Получается, что поиск работы был всё это время необходимым для развития моего сюжета условием. То-то сюжет столько лет никуда не двигался (а если и двигался, я этого не помню)…

Не успеваю я об этом подумать, как наконец-то въезжаю в промзону. Меня со всех сторон обступают бетонные заборы в три человеческих роста. Проезжая часть становится невероятно грязной, как будто сюда вообще не заезжают поливалки, а тротуары практически исчезают, вместо них я наблюдаю обычный глинозём, поросший чахлой травой и сорняками.

У меня возникает стойкая ассоциация с кладбищем динозавров. Как таковая промзона больше не функционирует, некоторые предприятия ещё стоят – голые остовы бывших цехов, которые ещё не снесли. А где снесли, там теперь складские ангары, сдаваемые в аренду. Но даже эти чудом сохранившиеся реликты долго не простоят, потому что в планах городского руководства предусмотрена полная ликвидация промзоны и возведение на её месте современных многоэтажных человейников. С противоположного края промзоны, где возвышаются строительные краны, уже приступили к реализации этого проекта. Зачем Братку и Куратору понадобилось что-то отжимать в таком месте, ума не приложу. Неужели только ради земли?

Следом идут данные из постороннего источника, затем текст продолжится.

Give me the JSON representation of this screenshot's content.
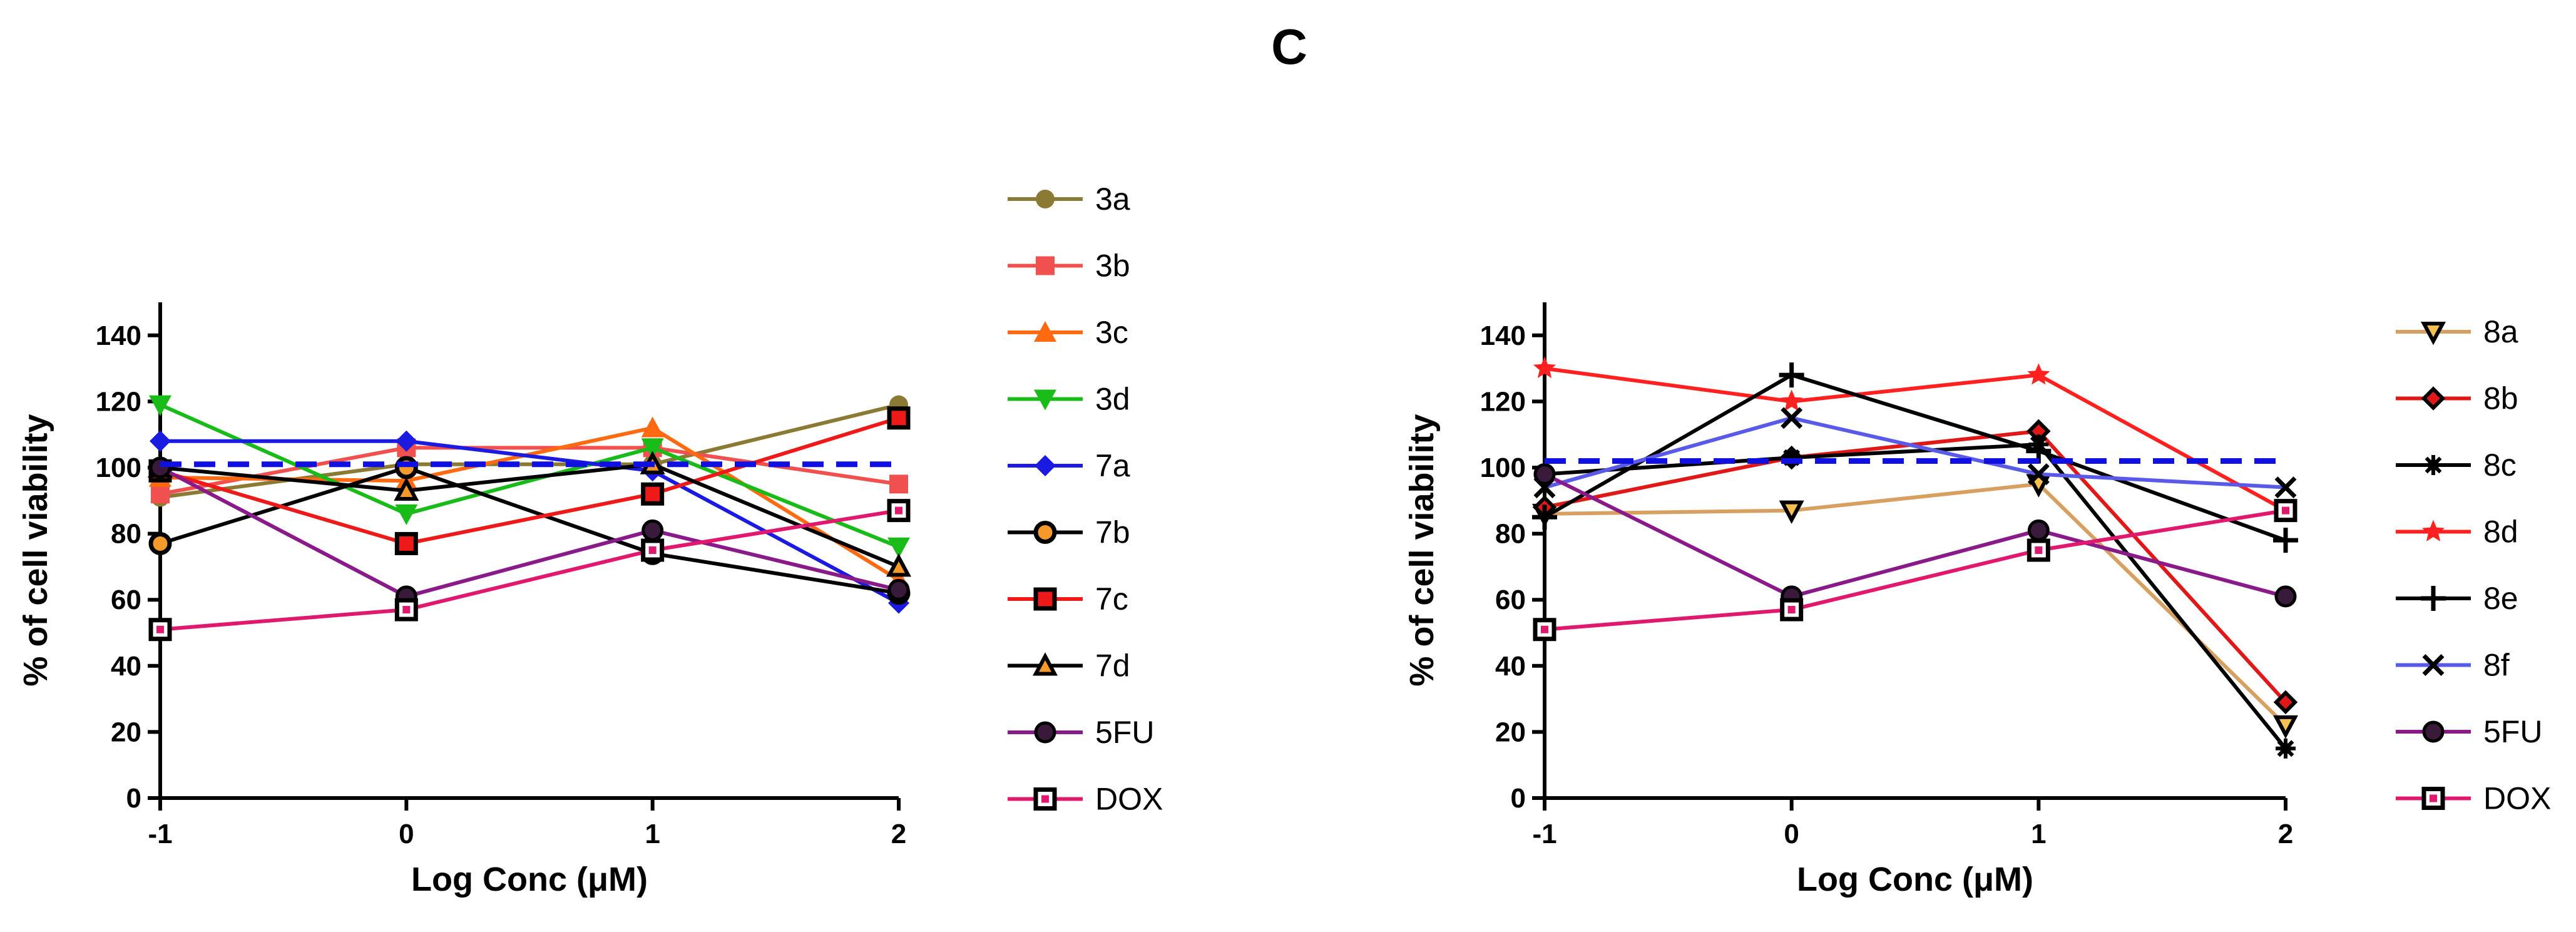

Двигаясь по «Проектируемым проездам» с незапоминающимися номерами, невольно задаюсь вопросом: неужели на этом кладбище динозавров ещё где-то теплится жизнь? Неужели какой-то промышленный монстр ещё «коптит небо»? Оказывается, да! На очередном Проектируемом проезде с четырёхзначным номером обнаруживается чудом уцелевший динозавр, который мне и нужен. Он один ещё дышит, а вокруг него сплошные трупы, изъеденные лужковско-собянинскими падальщиками…

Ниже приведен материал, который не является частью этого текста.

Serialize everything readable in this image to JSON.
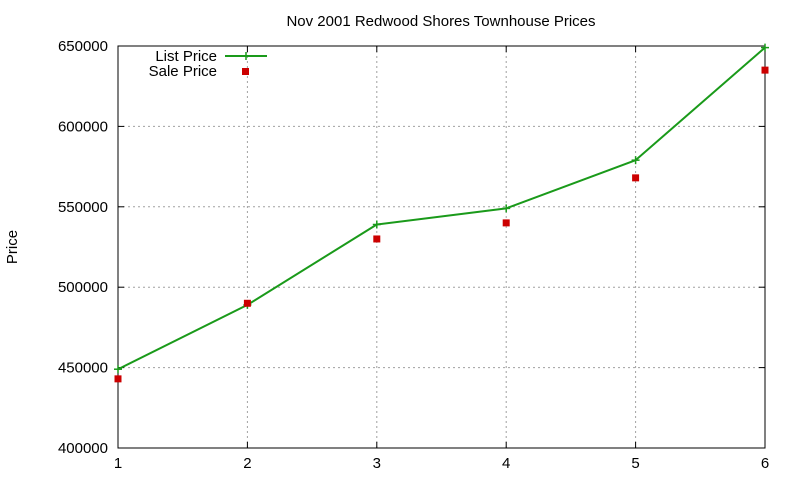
{
  "chart_data": {
    "type": "line",
    "title": "Nov 2001 Redwood Shores Townhouse Prices",
    "xlabel": "",
    "ylabel": "Price",
    "x": [
      1,
      2,
      3,
      4,
      5,
      6
    ],
    "xlim": [
      1,
      6
    ],
    "ylim": [
      400000,
      650000
    ],
    "x_ticks": [
      "1",
      "2",
      "3",
      "4",
      "5",
      "6"
    ],
    "y_ticks": [
      "400000",
      "450000",
      "500000",
      "550000",
      "600000",
      "650000"
    ],
    "grid": true,
    "legend_position": "top-left",
    "series": [
      {
        "name": "List Price",
        "style": "line-with-plus-markers",
        "color": "#1a9a1a",
        "values": [
          449000,
          489000,
          539000,
          549000,
          579000,
          649000
        ]
      },
      {
        "name": "Sale Price",
        "style": "square-markers",
        "color": "#cc0000",
        "values": [
          443000,
          490000,
          530000,
          540000,
          568000,
          635000
        ]
      }
    ]
  }
}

Я подъезжаю к проходной, пристёгиваю байк к чахлому тополю, потому что больше не к чему, и читаю вывеску возле входа: «Научно-Производственное Объединение «Сигнал»». Кроме моего байка возле проходной припарковано несколько машин. Чуть поодаль расположена автобусная остановка (по требованию).

д) Собеседование в шараге

Войдя в железную дверь тёмно-бордового цвета, я оказываюсь в не слишком просторном вестибюле, перегороженном посередине допотопным карусельным турникетом – так называемой «вертушкой» – и будкой с охранником. Дедок в будке тихонько дремлет, свесив подбородок на грудь. Справа от меня простая деревянная дверь, из-за неё доносится шум воды и запах туалета. Слева точно такая же дверь с табличкой «Отдел кадров». Я стучусь и захожу. В крошечной прихожей сидит за обычным офисным столом белокурая девушка лет двадцати и что-то печатает на компьютере. Понятно, секретутка. У неё приятное лицо с остреньким носиком и выразительными глазами. Когда она, не ожидавшая никаких посетителей, поднимает на меня удивлённый взгляд, то становится похожа на галчонка, который в мультфильме про Простоквашино кричал «Кто там?».

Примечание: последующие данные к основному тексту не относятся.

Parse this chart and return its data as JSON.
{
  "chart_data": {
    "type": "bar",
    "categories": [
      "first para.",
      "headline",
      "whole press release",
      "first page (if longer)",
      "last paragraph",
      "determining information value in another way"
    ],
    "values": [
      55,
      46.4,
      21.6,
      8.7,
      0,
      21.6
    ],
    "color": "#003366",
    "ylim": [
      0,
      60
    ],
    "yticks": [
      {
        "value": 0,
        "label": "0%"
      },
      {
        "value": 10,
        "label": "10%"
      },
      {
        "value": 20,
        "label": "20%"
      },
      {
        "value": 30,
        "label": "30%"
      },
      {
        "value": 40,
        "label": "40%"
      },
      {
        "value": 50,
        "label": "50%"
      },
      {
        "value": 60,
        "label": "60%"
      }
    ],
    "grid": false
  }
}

– Вы по какому вопросу? – спрашивает секретутка удивительно нежным и мелодичным голосом, какой я мог бы слушать бесконечно.

Мне становится немного обидно. Везде берут секретаршами либо ушлых, но уродливых мымр, либо смазливеньких куколок-дурочек. Похоже шарага не исключение… Этот поспешный вывод, к счастью, окажется весьма далёк от истины, но пока я этого не знаю и растягиваю губы в дежурной улыбке.

– Здрасьте. Говорят, у вас освободилась вакансия айтишника? Мне товарищ дал ссылку, нашёл где-то в интернете…

При необходимости я умею врать и не краснеть. Хорошо подвешенный язык – обязательный атрибут сталкера Мета-игры. Необходимый защитный механизм в условиях, когда само мироздание против тебя. Я ещё в детстве заметил: когда говоришь правду, рожа сама собой расплывается в довольной ухмылке от осознания собственной честности, но все почему-то воспринимают твои слова как ложь, и наоборот, когда врёшь с непроницаемым покер-фейсом, ожидая от взрослых неминуемой нахлобучки, все почему-то тебе верят.